This is a very nice filly that is ready to find her own home. Loves attention and grooming. Sire is a cutting horse and is throwing his gentle disposition to his foals. Won money at local jackpot cuttings in GA. Dam(AQHA) was broke at 2 then turned out as a broodmare. Jasmine should mature over 15 hands. She would make a great working, cutting or trail horse. Clean slate ready to be worked with. Leads, loads, stands great for the farrier. Has had shots and will have boosters in the next month. Bloodlines include Joe Quincy, Hank-A-Chief, Zippo Pine Taylor and Sonny Dee Bar. Motivated seller $1500 make offer.
This filly is offered for sale on equine.com (ad sent in by a concerned reader) and is just over a year old! We’re wondering what the seller is basing the statement that “she would make a great working, cutting or trail horse” on? Or do they mean that she would make a great working, cutting or trail horse if the points of her hocks weren’t almost touching? The poor thing is cow hocked (not the worst we’ve seen…) – you can tell because the distance between the hocks is less than the distance between the fetlocks. Horses that are cow hocked typically experience pain in the joint, causing the horse to use them less and thus develop less musculature in the hind end. So no, this horse probably will not make a great working or cutting horse – but she may do alright on the trails. If you have access to this month’s Equus magazine, there’s a great article in there about hocks by Dr. Deb Bennett.
Another horse that “loves attention and grooming“!? Thank Gawd! Because those are truly becoming a rarity! Phew! That’s a load off our minds!

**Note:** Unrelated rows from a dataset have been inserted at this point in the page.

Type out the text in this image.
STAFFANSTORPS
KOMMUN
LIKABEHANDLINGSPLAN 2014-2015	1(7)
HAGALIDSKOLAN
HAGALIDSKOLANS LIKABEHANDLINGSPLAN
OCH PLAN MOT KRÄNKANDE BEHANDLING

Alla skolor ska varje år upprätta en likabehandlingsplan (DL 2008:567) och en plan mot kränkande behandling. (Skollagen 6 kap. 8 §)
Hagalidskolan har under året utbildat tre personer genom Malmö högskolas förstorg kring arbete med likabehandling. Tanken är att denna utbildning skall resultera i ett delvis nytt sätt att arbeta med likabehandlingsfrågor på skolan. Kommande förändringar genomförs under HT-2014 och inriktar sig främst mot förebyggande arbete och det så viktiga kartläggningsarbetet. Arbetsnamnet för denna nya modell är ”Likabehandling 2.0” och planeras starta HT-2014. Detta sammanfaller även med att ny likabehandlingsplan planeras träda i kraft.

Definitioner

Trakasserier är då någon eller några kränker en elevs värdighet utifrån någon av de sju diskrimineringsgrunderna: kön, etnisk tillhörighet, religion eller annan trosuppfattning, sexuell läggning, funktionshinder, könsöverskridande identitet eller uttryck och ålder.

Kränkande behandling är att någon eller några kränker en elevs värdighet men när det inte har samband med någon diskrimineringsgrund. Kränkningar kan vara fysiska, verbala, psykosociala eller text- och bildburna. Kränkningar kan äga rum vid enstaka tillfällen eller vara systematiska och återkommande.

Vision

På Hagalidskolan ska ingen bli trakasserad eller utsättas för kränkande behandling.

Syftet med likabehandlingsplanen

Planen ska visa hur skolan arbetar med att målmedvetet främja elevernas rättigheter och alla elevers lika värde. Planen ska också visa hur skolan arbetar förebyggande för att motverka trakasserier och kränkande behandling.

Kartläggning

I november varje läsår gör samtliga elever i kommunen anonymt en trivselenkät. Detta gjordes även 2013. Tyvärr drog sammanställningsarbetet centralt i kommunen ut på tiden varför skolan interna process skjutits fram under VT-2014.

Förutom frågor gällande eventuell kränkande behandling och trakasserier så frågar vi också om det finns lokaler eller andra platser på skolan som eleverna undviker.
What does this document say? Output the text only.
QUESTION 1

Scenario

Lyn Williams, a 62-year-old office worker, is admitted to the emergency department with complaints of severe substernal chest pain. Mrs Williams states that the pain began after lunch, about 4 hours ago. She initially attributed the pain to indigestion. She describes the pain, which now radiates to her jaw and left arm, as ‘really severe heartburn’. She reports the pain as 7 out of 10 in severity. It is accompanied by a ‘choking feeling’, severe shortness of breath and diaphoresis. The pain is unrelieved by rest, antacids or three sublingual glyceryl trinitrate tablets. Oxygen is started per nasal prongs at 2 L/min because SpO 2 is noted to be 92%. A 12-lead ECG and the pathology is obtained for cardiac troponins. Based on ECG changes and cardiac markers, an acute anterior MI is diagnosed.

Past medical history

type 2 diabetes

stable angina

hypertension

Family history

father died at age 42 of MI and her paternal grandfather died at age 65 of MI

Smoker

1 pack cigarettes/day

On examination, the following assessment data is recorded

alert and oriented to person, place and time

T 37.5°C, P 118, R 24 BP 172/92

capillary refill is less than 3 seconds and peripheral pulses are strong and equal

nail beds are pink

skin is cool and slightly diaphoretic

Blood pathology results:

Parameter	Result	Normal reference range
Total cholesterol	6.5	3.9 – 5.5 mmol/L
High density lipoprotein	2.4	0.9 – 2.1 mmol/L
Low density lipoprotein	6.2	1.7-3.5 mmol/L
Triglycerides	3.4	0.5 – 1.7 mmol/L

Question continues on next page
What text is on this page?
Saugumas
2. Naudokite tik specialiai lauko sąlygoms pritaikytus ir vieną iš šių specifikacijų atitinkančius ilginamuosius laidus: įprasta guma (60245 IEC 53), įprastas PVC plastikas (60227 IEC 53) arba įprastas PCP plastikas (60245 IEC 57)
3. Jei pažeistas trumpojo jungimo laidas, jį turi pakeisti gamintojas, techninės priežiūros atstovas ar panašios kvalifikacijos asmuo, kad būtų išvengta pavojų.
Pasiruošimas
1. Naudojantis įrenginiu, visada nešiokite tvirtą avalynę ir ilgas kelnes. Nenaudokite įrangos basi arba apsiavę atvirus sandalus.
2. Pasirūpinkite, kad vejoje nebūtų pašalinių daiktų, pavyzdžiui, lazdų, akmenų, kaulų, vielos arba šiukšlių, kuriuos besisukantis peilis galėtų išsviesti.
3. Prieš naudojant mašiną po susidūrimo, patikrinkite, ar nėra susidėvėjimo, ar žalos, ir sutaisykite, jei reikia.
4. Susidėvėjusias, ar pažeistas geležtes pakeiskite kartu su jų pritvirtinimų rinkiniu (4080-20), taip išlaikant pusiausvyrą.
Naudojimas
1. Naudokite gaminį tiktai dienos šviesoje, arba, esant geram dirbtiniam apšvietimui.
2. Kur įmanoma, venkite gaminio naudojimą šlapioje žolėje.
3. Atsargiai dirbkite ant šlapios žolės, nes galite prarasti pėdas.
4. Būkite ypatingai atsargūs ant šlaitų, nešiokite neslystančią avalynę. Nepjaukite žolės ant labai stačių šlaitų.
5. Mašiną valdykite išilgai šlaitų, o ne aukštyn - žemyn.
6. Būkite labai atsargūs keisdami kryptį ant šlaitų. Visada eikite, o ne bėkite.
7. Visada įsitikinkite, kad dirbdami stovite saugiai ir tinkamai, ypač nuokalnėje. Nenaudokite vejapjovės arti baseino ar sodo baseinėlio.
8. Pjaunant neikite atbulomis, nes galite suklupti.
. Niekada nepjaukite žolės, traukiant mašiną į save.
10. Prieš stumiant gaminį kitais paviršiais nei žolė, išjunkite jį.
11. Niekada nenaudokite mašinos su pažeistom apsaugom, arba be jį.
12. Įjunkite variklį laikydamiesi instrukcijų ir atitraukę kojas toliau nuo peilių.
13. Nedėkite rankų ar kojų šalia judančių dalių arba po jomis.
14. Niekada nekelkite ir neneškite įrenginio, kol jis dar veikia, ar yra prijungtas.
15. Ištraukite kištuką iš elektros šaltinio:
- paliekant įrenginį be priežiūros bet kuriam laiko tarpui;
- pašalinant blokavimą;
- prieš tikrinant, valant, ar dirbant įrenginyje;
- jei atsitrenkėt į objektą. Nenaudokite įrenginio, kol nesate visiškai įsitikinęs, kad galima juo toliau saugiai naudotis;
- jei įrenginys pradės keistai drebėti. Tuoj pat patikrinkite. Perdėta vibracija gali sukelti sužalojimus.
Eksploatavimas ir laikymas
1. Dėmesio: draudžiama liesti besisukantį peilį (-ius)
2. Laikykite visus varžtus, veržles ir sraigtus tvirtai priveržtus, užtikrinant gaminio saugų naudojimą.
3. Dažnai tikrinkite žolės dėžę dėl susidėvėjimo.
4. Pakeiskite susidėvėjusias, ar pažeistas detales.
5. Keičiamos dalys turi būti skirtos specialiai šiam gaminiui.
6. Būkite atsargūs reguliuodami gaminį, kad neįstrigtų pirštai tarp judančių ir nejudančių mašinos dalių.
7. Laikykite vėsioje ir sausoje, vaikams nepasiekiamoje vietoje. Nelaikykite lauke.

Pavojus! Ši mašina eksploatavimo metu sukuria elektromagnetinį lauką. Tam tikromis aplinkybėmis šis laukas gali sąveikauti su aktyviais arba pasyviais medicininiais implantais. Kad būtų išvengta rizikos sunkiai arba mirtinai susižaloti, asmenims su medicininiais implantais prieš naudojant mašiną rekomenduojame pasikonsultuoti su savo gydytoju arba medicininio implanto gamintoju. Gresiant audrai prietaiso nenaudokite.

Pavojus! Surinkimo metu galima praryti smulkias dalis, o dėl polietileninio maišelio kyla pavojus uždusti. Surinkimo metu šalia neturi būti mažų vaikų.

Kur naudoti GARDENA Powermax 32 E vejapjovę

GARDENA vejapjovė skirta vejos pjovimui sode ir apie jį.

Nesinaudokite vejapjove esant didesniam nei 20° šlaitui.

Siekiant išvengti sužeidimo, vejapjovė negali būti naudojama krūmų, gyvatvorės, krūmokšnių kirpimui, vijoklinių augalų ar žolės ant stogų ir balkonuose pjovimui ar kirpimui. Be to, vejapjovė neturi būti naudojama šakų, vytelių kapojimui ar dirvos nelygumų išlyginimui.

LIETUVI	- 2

Normally when people say that a horse is “broke” they mean it’s been trained to accept a saddle, bridle and rider and all that that encompasses. However, in this instance, are we the only ones who think that maybe, just maybe, they mean they actually broke the mare at 2 years of age and that’s why she went straight to broodmare-ery? Or, let us guess, she showed no talent or proclivity for any discipline and so you decided to pop a few babies outa her? Ya? That sound about right?
Anyone see the resemblance to the stallion?